У красных офицеров кони шарахнулись…
— Да-с! Так вот, у каждого из людей за спиной такая фантастика, что, говорю, беги домой, успевай записывать… Извиняюсь… Я выйду на улицу на одно мгновение. Плохое сердце… От духоты головокружение… За шляпой моей последите… Читали, что в газетах пишут по поводу выставки?
Он вышел.
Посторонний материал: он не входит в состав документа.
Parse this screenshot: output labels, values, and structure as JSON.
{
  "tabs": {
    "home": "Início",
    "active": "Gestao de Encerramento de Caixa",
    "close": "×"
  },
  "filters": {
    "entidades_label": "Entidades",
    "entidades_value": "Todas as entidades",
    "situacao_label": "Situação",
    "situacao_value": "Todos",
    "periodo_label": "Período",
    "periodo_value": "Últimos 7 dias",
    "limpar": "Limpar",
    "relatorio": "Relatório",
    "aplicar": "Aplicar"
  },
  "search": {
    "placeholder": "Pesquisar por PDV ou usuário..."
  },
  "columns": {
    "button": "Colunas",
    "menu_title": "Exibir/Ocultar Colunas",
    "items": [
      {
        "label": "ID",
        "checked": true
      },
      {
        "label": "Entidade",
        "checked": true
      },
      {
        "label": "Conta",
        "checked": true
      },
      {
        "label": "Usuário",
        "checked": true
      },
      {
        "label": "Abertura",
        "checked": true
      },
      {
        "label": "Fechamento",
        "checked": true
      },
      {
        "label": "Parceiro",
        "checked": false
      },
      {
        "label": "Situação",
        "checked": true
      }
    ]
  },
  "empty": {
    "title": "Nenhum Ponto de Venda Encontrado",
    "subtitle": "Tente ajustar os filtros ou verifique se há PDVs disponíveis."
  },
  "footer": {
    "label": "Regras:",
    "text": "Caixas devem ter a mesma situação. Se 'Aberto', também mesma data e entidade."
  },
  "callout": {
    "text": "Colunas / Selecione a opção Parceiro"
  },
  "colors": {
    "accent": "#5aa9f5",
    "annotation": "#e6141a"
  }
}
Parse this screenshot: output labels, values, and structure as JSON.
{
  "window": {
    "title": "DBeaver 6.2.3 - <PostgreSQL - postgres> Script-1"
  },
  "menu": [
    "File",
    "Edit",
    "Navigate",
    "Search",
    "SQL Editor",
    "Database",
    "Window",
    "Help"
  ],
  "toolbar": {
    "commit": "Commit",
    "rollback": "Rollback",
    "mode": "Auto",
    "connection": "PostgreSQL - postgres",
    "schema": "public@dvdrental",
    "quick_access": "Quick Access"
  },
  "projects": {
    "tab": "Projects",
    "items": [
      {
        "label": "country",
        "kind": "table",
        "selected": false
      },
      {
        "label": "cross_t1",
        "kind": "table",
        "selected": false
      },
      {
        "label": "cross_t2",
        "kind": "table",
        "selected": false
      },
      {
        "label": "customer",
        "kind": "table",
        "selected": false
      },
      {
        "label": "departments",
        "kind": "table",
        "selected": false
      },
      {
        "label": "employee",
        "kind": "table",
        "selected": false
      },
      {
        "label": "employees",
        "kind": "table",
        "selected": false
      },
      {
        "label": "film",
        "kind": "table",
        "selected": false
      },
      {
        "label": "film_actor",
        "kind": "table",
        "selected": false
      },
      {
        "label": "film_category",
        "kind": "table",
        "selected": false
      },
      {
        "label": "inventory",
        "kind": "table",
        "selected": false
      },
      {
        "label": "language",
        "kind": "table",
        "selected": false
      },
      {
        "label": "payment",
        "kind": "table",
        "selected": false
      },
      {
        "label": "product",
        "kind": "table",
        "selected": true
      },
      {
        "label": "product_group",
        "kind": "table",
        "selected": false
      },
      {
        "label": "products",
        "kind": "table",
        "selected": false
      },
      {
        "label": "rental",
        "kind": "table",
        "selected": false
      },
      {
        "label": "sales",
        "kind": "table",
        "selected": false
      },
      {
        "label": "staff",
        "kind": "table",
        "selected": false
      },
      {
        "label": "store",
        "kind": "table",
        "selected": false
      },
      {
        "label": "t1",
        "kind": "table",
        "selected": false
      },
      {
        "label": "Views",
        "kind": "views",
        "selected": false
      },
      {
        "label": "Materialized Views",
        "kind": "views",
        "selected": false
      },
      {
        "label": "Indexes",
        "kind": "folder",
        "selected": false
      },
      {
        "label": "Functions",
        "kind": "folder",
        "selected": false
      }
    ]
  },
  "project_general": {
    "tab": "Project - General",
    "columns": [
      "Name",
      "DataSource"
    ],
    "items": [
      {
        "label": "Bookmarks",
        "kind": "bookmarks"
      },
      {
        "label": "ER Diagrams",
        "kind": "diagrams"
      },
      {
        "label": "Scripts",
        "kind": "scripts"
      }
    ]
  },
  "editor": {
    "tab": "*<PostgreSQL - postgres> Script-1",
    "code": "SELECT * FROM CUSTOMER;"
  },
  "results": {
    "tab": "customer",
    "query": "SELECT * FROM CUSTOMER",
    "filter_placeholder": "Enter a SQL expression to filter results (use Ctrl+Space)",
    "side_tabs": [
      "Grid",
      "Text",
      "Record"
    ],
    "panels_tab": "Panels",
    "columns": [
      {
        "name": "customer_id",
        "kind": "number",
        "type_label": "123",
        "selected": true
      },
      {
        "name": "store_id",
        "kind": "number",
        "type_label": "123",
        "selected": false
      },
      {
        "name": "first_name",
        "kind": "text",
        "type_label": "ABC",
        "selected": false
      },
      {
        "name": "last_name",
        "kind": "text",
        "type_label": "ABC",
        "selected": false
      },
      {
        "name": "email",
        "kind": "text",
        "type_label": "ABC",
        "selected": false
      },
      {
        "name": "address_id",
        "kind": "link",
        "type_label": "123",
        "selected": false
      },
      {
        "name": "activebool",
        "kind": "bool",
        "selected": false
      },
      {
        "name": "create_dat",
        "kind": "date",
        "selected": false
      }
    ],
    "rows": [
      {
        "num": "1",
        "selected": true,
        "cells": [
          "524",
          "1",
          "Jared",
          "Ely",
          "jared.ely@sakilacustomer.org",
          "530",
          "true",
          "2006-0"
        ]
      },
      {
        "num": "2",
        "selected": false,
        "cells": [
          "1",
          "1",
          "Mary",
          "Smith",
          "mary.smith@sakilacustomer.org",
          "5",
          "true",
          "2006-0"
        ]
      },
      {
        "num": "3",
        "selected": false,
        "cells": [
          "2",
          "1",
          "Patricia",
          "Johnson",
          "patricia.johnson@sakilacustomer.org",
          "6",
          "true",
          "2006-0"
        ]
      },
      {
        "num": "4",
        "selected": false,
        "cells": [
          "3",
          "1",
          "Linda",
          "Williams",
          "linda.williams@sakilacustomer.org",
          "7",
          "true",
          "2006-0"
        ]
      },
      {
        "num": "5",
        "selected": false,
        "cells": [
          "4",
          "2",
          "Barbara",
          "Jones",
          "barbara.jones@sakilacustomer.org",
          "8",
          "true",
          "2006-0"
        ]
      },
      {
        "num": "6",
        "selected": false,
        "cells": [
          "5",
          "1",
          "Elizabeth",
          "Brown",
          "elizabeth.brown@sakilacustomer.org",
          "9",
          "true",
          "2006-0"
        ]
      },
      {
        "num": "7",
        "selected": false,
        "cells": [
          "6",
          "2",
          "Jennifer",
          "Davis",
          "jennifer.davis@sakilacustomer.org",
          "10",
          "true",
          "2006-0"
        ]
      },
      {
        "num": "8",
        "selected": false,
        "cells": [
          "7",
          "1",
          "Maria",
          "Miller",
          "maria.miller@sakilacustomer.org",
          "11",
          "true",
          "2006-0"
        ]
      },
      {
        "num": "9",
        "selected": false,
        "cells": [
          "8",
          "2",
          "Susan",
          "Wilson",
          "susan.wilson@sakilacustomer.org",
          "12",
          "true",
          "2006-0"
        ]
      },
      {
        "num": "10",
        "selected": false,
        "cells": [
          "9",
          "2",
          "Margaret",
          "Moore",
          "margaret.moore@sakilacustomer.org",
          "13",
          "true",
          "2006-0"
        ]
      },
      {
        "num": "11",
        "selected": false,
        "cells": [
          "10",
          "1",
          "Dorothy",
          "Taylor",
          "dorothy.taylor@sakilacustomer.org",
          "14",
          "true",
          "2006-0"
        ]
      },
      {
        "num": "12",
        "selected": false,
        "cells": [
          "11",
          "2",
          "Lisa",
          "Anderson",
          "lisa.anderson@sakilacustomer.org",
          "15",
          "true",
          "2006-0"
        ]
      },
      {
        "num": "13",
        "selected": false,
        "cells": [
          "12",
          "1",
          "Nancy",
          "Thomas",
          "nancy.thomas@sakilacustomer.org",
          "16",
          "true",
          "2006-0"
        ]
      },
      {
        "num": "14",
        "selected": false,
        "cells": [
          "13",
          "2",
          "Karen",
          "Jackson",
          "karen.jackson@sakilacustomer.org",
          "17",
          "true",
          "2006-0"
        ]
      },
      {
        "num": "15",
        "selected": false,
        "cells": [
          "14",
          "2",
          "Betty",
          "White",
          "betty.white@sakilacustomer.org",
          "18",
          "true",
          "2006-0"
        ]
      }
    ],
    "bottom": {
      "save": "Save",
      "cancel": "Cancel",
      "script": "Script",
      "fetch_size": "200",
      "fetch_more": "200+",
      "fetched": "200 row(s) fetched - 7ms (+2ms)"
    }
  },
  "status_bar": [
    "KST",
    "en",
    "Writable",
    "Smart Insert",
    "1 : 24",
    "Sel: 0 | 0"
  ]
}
Я не стал читать газету. Румыны заиграли отрывочный танец. Мне вспомнились бесконечные ночные степи… Пивной хмель плавал над головами людей серыми дымными змеями. Он не возвращался. Я поднял газету. Моей шляпы не было. Я полез в карман. Бумажника не было. Я полез в другой — часов не было.
Он отнял у меня и время и деньги. Новую шляпу заменил старой.
Шесть пустых бутылок ожидали расчета.
Фантастика!
Через два дня по почте пришли документы.
Деньги же были удержаны.
За любопытные сюжетцы.
Жуткое отгулье
Ивану Вавиловичу Пробочкину было необыкновенно приятно. Небо синее, море синее, дорога меж виноградниками белая, жаркая, вдоль дороги кипарисы, пылью напудренные, а из-за каменных оград деревья, будто кровью, черешней обрызганные. Благодать! Благодать!
Иван Вавилович Пробочкин глядел, глядел и вдруг духом умилился, дышать стал всей грудью. Глаз даже сразу слезу источил. Посмотрел на супругу свою — пышная вся, в белом — руки голые, шея голая от солнца лупится.
— Ты дыши, Машенька!
— Я и то дышу. Воздух уж очень хороший.
— Нет! А горы-то? Высотища? А море-то? Я думаю, что нет такого пловца, чтоб море переплыл.